É interessante notar que a legislação sob comento acabou ganhando o epíteto de “Lei Carolina Dieckmann”, atriz da Rede Globo de televisão que foi vítima de invasão indevida de imagens contidas em sistema informático de natureza privada e cujo episódio acabou acelerando o andamento de projetos que já tramitavam com o fito de regulamentar essas práticas invasivas perpetradas em meios informáticos para modernização do Código Penal Brasileiro. Antes disso, era necessário tentar tipificar as condutas nos crimes já existentes, nem sempre de forma perfeita. A questão, sob esse ponto de vista, é agora solucionada pela Lei 12.737/12. 

Quanto ao bem jurídico tutelado pela Lei em comento, o autor diz que: 

O bem jurídico tutelado é a liberdade individual, eis que o tipo penal está exatamente inserido no capítulo que regula os crimes contra a liberdade individual (artigos 146 – 154, CP), em sua Seção IV – Dos Crimes contra a inviolabilidade dos Segredos (artigos 153 a154 – B, CP).
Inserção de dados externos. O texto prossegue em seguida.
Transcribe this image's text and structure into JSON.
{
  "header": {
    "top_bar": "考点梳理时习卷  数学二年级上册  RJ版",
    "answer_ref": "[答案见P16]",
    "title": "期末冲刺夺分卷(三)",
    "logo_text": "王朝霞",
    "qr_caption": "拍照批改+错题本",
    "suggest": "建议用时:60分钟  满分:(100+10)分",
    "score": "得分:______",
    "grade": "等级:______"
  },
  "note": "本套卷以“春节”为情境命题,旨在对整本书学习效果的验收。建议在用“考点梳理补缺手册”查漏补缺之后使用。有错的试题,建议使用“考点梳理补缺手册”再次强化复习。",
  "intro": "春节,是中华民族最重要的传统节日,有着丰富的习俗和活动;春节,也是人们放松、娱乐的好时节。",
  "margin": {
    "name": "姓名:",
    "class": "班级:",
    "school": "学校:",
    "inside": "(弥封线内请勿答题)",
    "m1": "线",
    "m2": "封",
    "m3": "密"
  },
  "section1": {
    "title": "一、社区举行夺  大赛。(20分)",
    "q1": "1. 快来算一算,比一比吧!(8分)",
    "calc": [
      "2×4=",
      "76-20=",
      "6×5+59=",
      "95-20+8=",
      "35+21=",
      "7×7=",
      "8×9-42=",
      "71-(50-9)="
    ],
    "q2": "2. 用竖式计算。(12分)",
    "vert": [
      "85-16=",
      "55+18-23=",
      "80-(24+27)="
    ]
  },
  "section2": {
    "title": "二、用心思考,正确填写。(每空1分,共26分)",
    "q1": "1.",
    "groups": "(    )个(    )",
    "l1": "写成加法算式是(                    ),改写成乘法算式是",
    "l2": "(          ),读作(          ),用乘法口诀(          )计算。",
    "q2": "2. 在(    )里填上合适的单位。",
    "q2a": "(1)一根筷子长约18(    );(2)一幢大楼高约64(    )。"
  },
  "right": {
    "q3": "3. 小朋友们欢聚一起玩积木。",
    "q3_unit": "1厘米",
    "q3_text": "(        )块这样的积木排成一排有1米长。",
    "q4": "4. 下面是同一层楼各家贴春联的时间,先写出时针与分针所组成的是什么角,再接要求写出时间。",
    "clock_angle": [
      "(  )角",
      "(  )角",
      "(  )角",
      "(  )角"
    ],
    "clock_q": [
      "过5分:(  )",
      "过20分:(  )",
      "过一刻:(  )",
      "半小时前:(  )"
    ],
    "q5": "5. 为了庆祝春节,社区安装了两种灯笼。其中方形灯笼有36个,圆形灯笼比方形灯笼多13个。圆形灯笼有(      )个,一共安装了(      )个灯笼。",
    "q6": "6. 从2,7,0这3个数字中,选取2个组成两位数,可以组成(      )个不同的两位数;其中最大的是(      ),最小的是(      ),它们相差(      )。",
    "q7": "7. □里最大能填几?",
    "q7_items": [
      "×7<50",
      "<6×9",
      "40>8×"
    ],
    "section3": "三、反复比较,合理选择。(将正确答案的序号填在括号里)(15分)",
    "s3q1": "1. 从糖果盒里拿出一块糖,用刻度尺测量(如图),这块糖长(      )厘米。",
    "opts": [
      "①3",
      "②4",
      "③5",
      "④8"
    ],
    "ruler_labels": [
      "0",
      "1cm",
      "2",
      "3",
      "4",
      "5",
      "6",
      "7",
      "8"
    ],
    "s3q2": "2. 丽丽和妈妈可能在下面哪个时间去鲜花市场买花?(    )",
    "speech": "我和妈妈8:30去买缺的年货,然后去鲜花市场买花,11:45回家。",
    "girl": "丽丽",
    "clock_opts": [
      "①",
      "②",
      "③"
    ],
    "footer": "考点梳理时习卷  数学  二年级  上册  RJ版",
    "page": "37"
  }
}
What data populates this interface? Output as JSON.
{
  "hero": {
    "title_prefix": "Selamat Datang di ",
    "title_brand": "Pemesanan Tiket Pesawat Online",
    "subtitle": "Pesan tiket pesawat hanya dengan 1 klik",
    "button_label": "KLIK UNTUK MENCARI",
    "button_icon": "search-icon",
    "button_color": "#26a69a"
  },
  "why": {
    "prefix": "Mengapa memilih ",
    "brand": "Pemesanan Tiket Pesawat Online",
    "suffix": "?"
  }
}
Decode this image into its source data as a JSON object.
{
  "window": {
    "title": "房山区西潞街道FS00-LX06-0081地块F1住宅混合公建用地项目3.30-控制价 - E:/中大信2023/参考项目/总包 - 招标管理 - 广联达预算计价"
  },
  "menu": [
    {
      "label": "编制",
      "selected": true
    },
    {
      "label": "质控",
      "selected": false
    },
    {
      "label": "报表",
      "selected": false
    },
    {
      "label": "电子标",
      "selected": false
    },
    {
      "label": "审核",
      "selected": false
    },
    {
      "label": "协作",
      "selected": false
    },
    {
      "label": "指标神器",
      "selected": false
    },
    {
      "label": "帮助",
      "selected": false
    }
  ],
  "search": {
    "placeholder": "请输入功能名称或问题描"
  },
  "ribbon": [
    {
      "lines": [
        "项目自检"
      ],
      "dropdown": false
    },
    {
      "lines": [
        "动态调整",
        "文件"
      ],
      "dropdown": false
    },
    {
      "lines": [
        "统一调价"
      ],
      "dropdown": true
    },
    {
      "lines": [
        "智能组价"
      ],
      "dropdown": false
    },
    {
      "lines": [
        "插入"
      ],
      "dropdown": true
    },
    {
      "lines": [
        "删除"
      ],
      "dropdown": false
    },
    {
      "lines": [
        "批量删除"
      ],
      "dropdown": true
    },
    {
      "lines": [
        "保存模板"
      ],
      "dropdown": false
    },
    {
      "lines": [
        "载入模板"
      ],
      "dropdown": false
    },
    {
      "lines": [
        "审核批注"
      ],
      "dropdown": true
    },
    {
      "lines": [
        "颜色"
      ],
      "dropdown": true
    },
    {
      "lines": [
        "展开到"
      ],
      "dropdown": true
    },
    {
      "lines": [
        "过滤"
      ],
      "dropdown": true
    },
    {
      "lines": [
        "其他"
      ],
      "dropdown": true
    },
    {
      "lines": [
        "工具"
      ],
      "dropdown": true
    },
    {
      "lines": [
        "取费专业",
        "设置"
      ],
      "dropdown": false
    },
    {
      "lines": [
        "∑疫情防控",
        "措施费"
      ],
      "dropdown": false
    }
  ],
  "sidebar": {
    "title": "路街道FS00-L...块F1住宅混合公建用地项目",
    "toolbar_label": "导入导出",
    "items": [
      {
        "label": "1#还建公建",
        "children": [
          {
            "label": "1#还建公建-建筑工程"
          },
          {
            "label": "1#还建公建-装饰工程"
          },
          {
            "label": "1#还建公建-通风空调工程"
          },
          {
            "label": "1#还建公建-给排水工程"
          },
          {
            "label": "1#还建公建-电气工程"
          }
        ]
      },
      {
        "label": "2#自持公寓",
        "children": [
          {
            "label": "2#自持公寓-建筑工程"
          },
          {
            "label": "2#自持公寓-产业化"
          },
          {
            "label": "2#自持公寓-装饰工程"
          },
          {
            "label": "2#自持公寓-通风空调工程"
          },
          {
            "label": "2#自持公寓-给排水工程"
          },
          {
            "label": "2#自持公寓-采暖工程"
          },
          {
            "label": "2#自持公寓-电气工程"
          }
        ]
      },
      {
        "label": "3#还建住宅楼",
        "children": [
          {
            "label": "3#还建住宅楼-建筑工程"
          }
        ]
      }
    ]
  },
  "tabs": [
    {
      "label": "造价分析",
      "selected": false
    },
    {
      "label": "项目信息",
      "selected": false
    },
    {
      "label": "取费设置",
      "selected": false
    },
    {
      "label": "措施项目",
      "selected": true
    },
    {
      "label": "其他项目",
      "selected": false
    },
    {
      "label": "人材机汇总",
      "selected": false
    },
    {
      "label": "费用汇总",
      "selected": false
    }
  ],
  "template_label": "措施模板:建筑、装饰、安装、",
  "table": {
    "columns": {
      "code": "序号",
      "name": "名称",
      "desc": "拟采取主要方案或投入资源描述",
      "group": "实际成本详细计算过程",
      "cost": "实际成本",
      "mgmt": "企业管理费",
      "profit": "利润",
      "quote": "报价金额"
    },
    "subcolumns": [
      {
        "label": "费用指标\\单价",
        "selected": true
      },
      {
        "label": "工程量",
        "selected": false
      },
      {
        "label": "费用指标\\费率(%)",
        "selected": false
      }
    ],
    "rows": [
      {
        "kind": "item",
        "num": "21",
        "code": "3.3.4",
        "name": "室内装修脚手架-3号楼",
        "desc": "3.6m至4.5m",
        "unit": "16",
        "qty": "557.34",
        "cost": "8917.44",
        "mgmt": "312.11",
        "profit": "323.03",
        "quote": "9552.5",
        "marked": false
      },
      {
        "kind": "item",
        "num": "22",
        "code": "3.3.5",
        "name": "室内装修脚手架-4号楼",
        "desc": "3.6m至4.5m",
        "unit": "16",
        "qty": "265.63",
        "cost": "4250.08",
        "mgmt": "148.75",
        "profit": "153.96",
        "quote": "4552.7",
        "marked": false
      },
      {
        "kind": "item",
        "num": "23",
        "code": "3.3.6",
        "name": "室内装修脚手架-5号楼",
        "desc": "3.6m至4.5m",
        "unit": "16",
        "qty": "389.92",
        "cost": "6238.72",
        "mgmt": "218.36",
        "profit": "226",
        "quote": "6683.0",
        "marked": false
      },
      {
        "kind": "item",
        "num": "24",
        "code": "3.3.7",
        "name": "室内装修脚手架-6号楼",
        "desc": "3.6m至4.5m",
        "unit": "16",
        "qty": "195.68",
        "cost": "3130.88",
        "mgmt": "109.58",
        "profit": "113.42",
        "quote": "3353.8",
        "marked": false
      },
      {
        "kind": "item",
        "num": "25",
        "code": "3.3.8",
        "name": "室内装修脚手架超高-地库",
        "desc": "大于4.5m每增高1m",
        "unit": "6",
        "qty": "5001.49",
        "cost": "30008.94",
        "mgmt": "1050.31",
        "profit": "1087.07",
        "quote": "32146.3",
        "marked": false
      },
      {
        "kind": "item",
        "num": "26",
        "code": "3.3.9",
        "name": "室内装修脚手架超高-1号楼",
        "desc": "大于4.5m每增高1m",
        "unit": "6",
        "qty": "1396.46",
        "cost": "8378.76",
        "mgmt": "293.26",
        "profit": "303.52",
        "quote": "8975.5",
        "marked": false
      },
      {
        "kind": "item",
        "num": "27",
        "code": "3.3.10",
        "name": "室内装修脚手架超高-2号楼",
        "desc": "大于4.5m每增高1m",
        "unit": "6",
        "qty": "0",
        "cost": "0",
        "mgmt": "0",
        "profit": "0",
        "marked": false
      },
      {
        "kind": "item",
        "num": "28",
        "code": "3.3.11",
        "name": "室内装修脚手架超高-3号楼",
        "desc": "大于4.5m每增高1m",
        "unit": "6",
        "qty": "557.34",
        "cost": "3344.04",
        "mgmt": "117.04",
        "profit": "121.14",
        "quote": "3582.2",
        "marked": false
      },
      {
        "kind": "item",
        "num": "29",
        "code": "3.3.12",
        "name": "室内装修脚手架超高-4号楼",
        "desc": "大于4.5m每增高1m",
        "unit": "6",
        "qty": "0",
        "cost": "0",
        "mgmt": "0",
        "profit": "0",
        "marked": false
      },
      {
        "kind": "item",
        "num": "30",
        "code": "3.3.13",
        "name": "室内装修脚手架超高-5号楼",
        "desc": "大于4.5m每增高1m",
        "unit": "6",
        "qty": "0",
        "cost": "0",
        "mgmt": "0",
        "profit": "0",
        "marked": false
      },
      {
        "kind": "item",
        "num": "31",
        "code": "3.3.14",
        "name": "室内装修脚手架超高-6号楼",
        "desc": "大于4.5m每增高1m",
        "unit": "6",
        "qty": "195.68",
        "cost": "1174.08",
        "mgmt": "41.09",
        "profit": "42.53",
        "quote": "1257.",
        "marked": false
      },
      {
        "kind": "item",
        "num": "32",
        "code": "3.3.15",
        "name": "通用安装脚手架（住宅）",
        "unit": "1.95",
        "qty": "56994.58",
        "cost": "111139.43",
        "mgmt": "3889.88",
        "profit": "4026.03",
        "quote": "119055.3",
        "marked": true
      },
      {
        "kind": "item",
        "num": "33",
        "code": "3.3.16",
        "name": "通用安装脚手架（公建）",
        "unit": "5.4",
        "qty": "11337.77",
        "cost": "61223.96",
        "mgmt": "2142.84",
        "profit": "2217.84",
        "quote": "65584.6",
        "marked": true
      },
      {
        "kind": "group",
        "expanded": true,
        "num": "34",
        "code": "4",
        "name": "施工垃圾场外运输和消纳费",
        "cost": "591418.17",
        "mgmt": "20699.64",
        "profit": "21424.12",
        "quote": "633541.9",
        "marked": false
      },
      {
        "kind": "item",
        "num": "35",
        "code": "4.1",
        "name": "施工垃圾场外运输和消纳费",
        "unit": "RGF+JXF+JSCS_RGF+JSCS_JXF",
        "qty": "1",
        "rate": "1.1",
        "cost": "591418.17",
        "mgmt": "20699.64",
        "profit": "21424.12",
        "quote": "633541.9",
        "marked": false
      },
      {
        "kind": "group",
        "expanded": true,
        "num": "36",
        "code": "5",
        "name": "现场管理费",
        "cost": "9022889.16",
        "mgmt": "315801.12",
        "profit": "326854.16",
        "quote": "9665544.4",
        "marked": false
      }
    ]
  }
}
Pode-se afirmar também que é tutelada a privacidade das pessoas (intimidade e vida privada), bem jurídico albergado pela Constituição Federal em seu artigo 5º., X. Percebe-se, portanto, que a tutela é individual, envolvendo os interesses das pessoas (físicas e/ou jurídicas) implicadas, nada tendo a ver com a proteção à rede mundial de computadores e seu regular funcionamento.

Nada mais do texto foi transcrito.